There is also some really great, and sometimes subtle, dialogue that helps add to this sense of wanton destruction and loss of life. Various characters will make reference to the size of a unit before, or after, a major engagement to add some grounded specifics to just how many are being fed into the meat grinder of trench warfare. There is an excellent scene where the main characters’ unit returns from fighting and there are so few of them left that there is actually enough food for them all to eat well. This is played off in a lighthearted way, which just makes the reality of the situation land that much harder.
The ending, too, is an absolute treat, loaded with juicy symbolic meaning. It touches on the lost humanity of the soldiers and adds fresh perspective to the contrast between the imagined “good fight” and the reality of war by having a character spend time on leave back in his hometown. Men too old to fight discuss battle stratagems in the pub, like backseat quarterbacks, explaining to a battle hardened officer how they should be able to push to Paris by the end of the year. Male authority figures still selling the good fight of patriots to ever younger crops of boys. People in town on rations still thinking that the soldiers eat well and are looked after at the front. Most tragically is the returning character’s combination of institutionalization and PTSD. The war is hell and suffering, but after four years its all he knows and all he can do. Rather than take his mothers advice to look for something further from the front for the remainder of his service, he goes right back to his unit to be with what is left of his compatriots because, in a cruel irony, that is all that is left that ties him to his sense of shared humanity. Like a prisoner after too many years in jail, he doesn’t know or understand life outside, only feels kinship with those who have been through the same experiences, and has a weird and self destructive need to get back to the version of life that makes sense. In a bit of dramatic irony, we know that the armistice is not far away, but must also face the apparent reality that even if he survives until the end of the war he will be so changed by his experiences that he probably won’t survive in a peacetime society.

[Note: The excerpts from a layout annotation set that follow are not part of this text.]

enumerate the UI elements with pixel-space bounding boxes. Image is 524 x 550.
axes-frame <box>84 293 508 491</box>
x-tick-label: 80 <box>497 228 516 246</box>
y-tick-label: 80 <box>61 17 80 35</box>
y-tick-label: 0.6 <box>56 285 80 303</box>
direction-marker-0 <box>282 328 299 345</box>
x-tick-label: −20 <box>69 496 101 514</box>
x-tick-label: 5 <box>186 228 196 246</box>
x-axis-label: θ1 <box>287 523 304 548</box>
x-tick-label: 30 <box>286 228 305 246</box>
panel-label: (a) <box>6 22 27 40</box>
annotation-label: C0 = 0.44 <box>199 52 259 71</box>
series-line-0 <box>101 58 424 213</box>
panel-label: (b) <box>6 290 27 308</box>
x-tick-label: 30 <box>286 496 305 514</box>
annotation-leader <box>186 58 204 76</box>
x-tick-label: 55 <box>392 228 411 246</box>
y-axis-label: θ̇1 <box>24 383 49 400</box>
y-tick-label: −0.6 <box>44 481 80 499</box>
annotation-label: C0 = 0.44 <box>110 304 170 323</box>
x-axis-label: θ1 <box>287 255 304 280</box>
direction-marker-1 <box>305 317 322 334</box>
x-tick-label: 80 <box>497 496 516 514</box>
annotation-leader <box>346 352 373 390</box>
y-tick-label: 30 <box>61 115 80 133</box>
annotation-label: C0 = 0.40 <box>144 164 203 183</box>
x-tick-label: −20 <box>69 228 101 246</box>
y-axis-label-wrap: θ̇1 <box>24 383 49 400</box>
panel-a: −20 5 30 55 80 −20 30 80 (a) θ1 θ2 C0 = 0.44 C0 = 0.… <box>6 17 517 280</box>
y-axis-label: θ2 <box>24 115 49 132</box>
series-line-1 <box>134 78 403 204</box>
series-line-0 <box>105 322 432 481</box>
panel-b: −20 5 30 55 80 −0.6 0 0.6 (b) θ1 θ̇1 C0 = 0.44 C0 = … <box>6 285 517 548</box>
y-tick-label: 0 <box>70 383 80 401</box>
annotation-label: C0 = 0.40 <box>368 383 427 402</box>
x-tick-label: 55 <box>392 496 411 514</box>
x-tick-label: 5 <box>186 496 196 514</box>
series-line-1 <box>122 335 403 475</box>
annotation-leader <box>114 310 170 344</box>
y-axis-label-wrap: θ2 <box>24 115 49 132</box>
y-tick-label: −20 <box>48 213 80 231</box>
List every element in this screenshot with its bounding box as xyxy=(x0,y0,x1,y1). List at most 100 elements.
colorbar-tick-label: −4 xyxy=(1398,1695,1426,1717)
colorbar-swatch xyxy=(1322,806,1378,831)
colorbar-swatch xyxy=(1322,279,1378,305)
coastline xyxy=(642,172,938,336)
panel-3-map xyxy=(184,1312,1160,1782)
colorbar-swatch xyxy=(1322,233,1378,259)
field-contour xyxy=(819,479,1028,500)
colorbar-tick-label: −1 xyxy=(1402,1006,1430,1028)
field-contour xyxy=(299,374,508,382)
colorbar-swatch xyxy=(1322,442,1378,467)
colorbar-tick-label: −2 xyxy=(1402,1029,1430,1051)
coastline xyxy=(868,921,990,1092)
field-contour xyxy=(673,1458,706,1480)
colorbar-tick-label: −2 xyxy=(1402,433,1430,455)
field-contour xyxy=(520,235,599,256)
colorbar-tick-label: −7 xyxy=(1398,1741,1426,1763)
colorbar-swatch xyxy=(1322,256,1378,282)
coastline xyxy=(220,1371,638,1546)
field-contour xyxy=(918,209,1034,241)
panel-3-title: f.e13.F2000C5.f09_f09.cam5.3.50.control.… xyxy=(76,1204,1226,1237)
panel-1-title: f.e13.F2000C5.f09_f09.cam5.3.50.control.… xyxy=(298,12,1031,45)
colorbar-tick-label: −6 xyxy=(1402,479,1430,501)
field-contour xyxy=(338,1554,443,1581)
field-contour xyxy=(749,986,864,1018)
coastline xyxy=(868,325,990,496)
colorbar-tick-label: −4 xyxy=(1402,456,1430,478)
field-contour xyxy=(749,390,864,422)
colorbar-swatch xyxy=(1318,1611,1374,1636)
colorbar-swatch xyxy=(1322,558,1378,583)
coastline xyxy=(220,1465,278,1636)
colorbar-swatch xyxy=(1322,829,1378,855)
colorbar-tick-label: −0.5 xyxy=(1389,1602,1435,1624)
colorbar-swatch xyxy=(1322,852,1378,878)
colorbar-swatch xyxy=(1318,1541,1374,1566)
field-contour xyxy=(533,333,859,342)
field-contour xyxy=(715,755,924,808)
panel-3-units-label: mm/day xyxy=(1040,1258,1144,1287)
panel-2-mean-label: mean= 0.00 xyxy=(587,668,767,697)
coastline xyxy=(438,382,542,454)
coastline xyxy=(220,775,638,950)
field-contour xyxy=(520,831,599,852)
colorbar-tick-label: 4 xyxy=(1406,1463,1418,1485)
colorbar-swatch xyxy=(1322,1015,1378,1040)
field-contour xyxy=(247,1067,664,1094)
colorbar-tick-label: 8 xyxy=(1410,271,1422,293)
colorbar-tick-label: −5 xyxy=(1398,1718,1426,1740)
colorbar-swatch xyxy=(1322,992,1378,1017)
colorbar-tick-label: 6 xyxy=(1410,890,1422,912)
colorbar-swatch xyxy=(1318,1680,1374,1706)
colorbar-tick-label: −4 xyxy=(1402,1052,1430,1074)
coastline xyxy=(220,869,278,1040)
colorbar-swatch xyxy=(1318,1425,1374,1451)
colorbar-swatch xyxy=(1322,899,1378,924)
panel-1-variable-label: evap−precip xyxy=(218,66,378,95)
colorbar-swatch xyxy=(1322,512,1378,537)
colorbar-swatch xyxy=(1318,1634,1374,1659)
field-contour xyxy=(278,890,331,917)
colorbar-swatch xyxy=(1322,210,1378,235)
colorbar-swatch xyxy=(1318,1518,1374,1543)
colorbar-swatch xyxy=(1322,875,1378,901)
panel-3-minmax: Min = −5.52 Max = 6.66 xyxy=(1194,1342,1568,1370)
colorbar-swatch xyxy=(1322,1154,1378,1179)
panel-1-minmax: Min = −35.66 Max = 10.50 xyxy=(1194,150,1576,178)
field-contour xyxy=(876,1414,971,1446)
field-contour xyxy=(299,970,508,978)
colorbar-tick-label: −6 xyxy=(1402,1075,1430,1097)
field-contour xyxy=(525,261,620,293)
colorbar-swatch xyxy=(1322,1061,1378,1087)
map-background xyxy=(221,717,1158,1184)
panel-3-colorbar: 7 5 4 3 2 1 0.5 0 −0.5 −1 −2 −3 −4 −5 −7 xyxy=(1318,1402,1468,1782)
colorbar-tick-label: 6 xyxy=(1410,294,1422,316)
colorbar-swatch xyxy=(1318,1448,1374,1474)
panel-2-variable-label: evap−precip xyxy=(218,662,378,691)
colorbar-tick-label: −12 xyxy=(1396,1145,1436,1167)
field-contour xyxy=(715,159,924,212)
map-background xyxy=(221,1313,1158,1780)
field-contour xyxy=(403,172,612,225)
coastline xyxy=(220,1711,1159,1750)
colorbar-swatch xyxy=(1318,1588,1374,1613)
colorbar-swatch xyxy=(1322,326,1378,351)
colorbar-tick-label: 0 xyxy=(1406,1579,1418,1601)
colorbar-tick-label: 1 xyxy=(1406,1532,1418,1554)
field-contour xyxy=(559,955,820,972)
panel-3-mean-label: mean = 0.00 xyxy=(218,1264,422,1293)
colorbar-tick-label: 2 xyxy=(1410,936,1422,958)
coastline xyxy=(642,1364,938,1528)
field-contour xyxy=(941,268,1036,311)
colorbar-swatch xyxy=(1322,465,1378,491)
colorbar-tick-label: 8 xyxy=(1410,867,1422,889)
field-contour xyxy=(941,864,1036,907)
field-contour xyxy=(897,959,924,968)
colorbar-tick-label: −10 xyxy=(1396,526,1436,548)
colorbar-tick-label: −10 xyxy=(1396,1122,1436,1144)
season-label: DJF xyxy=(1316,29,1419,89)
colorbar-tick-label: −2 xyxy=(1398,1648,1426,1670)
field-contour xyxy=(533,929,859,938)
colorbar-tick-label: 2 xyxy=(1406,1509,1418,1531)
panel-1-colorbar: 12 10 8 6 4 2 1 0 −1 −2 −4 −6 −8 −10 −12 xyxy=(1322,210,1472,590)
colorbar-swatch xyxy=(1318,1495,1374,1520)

The final moments of the film reinforce every piece of this, from the destruction of élan and old-world ideas of war, to the pointlessness of each battle and each lost life, to the stripping away of a soldier’s humanity and sense of home, culminating in a poignant, though a tad on the nose, visual metaphor for the symbolic cost of war on an individual level.
This movie is a classic for a reason. It delivers a real emotional kick in the gut and almost never puts a foot wrong. The only negative mark would be in some small moments of over-acting, but they in no way mar an otherwise spotless product. In essence, it is one of the most effective and affecting pieces of anti-war media I have ever had the pleasure of consuming.
Would Recommend: If you want to watch one of the all-time great war films.
Would Not Recommend: If you are not in the mood to confront the horrifying realities of one of the world’s most pointless and costly wars.